Auch regionale Produkte reisen weit

Regionale Lebensmittel gelten als sympathisch, gesünder als andere und als besser produziert. Dieses Image belegen nicht nur die Verkaufszahlen der Grossverteiler. Das Image bestätigt auch eine Studie einer Marktforschungsfirma. Nur: Wie viel «regional» steckt eigentlich in regionalen Produkten?

Ein Milchproduzent.

Bildlegende: Lokale Milchproduzenten arbeiten für die Migros Ostschweiz. ZVG

Die Studie der Marktforschungsfirma Marketagent.com zeichnet ein deutliches Bild. Rund ein Drittel der Befragten attestieren regional produzierten Produkten ein «sehr gutes» Image, über die Häfte ein «gutes». Zudem finden über 90 Prozent der regional produzierten Produkte wie Eier, Gemüse oder Früchte «besser» oder mindestens ebenso gut wie andere Produkte.

Regional kann auch weit weg sein

Das positive Image schlägt sich in den Verkaufszahlen nieder. Die Migros Ostschweiz konnte den Umsatz für ihre regionalen Produkte im vergangenen Jahr um knapp sieben Prozent steigern. Doch Andreas Bühler, Leiter Kommunikation der Migros Ostschweiz, relativiert auch. «Unser Label der regionalen Produkte garantiert, dass die Produkte aus der Region kommen. Es garantiert nicht, dass die Produkte hochwertiger oder gesünder sind als andere.»
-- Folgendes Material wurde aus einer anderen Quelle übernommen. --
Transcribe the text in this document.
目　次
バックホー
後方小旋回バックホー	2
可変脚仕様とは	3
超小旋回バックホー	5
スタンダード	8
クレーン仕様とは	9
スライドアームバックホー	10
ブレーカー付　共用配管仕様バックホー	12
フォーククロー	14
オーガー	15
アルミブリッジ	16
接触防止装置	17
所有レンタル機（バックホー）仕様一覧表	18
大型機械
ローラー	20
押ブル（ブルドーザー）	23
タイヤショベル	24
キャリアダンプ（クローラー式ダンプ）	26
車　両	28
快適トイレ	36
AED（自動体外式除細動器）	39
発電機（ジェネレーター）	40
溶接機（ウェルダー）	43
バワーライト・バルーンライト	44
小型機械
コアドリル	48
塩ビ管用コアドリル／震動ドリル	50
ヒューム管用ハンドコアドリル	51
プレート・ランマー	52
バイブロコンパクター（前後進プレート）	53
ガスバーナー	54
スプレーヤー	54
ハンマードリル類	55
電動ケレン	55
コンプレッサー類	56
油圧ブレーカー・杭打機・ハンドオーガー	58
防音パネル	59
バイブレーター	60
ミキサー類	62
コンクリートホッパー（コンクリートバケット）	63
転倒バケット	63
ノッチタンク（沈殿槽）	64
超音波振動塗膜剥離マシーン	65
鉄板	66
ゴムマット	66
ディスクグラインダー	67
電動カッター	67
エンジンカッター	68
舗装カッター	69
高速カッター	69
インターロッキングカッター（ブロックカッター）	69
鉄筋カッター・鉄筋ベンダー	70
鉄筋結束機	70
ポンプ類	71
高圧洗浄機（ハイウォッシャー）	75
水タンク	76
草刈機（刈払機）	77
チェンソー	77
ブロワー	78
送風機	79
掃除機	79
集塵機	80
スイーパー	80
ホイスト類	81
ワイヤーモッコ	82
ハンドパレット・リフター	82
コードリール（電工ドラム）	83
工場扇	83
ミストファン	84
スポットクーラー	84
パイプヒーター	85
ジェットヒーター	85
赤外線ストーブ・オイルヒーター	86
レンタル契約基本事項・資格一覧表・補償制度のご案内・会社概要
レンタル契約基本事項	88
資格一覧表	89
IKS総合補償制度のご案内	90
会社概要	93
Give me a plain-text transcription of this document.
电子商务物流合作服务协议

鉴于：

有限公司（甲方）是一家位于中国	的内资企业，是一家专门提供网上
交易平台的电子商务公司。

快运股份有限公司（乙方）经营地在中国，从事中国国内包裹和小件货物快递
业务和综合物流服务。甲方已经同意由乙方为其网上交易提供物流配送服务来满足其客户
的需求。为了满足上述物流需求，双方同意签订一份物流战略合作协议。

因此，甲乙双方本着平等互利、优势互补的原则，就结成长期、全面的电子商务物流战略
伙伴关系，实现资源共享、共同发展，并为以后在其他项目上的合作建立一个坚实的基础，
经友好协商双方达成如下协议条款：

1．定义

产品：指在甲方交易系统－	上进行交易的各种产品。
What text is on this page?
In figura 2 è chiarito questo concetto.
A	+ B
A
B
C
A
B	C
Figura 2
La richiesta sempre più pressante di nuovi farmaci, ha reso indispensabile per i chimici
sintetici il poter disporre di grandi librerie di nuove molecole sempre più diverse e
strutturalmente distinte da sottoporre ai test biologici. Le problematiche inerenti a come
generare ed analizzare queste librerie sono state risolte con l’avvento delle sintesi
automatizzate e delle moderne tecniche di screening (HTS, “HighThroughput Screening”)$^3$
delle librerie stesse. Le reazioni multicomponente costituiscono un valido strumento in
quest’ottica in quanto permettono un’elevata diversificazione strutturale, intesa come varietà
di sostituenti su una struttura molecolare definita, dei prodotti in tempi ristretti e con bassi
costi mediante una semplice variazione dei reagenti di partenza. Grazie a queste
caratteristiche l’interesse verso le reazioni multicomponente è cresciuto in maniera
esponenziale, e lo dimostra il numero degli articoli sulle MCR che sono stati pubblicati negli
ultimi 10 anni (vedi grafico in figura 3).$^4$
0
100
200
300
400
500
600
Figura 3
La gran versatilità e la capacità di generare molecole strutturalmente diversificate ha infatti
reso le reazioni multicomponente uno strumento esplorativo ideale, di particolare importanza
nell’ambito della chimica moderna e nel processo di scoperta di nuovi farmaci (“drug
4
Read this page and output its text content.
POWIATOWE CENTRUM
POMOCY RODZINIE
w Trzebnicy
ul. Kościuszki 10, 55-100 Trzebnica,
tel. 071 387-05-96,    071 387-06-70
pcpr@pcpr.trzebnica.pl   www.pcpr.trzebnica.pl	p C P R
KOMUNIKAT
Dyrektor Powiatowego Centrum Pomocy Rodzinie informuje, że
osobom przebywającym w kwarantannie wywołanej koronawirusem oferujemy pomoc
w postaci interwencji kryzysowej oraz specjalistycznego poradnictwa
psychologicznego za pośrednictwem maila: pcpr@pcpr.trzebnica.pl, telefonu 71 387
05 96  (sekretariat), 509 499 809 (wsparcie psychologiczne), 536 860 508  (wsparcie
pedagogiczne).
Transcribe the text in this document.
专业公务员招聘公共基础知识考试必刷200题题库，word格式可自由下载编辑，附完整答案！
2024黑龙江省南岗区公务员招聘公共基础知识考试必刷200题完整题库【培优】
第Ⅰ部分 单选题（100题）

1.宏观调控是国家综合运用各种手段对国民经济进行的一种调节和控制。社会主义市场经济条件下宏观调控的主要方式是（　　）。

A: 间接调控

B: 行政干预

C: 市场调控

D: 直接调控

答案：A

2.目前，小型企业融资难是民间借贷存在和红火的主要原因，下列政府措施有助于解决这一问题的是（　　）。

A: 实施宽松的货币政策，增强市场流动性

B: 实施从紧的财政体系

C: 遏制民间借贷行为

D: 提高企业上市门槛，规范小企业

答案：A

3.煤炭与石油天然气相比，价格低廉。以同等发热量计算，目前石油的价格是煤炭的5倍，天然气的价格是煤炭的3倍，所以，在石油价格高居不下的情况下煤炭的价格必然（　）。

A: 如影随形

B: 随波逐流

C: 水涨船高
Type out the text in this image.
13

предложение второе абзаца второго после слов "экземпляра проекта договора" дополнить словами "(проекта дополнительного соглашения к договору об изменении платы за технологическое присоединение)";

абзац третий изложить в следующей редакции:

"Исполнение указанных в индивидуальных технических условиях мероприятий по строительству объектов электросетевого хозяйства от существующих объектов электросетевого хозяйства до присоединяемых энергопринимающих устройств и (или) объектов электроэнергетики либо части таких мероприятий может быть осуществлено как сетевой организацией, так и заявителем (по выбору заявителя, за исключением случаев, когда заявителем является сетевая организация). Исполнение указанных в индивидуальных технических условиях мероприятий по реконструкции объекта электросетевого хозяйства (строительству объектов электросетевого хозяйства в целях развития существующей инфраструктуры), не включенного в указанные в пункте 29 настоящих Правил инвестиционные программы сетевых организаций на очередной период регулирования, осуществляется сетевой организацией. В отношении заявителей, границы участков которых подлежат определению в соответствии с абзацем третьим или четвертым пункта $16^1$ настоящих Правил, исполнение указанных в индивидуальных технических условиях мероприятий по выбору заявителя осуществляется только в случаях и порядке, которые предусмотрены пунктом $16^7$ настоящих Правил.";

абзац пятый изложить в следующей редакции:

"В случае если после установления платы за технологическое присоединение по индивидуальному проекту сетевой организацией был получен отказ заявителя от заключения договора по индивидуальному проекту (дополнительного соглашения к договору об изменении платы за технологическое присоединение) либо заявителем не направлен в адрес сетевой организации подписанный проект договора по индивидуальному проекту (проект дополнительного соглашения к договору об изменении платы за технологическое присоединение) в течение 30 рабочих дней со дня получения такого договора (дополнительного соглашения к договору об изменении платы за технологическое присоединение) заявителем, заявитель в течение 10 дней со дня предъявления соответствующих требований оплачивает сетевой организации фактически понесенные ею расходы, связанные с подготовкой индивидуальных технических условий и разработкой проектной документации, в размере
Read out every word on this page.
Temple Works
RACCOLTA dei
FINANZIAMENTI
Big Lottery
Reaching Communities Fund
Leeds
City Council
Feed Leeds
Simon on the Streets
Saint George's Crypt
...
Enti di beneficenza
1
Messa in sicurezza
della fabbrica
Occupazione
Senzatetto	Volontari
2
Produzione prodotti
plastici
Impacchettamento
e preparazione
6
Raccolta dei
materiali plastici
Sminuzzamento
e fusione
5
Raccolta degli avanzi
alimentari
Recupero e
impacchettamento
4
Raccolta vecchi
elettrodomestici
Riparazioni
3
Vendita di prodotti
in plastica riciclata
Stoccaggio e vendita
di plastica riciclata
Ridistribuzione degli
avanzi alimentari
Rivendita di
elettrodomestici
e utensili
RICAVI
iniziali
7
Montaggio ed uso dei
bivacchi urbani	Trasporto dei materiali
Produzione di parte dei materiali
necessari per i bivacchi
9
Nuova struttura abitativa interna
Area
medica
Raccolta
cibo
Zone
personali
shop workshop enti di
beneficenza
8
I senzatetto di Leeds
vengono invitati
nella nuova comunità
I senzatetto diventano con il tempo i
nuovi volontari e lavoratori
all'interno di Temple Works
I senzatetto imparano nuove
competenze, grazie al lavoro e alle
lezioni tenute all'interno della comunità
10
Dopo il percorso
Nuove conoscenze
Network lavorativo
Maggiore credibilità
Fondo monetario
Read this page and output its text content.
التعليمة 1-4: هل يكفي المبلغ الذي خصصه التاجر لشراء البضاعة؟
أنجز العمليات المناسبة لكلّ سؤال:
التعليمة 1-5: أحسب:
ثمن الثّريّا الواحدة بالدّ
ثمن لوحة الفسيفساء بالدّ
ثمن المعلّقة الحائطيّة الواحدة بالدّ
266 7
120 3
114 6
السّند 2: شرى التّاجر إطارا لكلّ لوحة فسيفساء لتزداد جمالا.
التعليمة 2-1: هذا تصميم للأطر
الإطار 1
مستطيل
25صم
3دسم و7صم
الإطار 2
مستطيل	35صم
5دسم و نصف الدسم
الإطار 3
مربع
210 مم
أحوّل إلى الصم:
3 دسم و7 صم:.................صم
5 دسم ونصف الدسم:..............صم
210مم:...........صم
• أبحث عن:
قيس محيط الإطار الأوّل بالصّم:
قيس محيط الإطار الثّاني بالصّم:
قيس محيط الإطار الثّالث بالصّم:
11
Zudem handle es sich um regionale Produkte, nicht um lokale. Das Einzugsgebiet der Migros Ostschweiz reiche von Schaffhausen bis ins Bündnerland. Es könne also sein, dass die Produkte oder Grundstoffe weite Wege zurücklegten. Schliesslich dürfe «Regionalität» nicht ausschliesslich mit kleinen Produzenten in Zusammenhang gebracht werden. «Regionale Produkte kommen auch aus grossen, lebensmittelverarbeitenden Industrien wie der Micarna in Bazenheid oder der Bina in Bischofszell.»